Just starting to get into SolrCloud using 4.0.0-ALPHA and am very
impressed so far ...

I have a 12-shard index with ~104M docs with each shard having
1-replica (so 24 Solr servers running)

Using the Query form on the Admin panel, I issue the MatchAllDocsQuery
(*:*) and each time I send the request the value for numFound in the
result is different. It's always close but not exactly the same as I
would expect? Can anyone shed some light on this issue? I also tried a
real query, such as "#olympics lochte" and same thing - different
numFound each time. The first page of actual docs returned is the same
so maybe I should just ignore the numFound issue?

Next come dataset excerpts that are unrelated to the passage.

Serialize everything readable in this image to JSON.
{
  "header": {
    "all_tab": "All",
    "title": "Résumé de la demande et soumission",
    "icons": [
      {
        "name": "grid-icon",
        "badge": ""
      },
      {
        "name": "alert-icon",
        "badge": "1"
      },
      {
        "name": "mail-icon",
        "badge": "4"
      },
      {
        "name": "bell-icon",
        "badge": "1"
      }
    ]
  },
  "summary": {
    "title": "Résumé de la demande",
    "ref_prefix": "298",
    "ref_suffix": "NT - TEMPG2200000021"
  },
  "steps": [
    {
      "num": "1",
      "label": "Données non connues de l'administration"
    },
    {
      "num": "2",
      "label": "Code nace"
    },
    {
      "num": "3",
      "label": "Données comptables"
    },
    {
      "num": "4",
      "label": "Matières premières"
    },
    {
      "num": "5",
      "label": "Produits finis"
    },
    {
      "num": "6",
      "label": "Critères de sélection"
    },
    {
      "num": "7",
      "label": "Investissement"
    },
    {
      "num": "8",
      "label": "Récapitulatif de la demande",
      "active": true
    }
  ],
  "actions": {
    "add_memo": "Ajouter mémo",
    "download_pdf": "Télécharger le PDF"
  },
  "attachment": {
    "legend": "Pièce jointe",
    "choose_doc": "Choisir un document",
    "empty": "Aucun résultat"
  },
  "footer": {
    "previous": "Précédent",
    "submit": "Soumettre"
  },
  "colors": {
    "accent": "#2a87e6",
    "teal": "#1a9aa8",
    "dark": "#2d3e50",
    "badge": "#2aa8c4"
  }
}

Note that while experiencing this behavior, I am not adding any docs
to the index and all docs have been committed with waitFlush=true and
waitSearcher=true on the commit. Also, not doing soft commits at this
point. In addition, after having committed all 104M docs, I hit the
optimize button the panel so I have only 1 segment. In other words,
the index is not being updated and has been optimized at this point.

Re: SolrCloud MatchAllDocsQuery returning different number of docs each request

Posted by Timothy Potter <th...@gmail.com>.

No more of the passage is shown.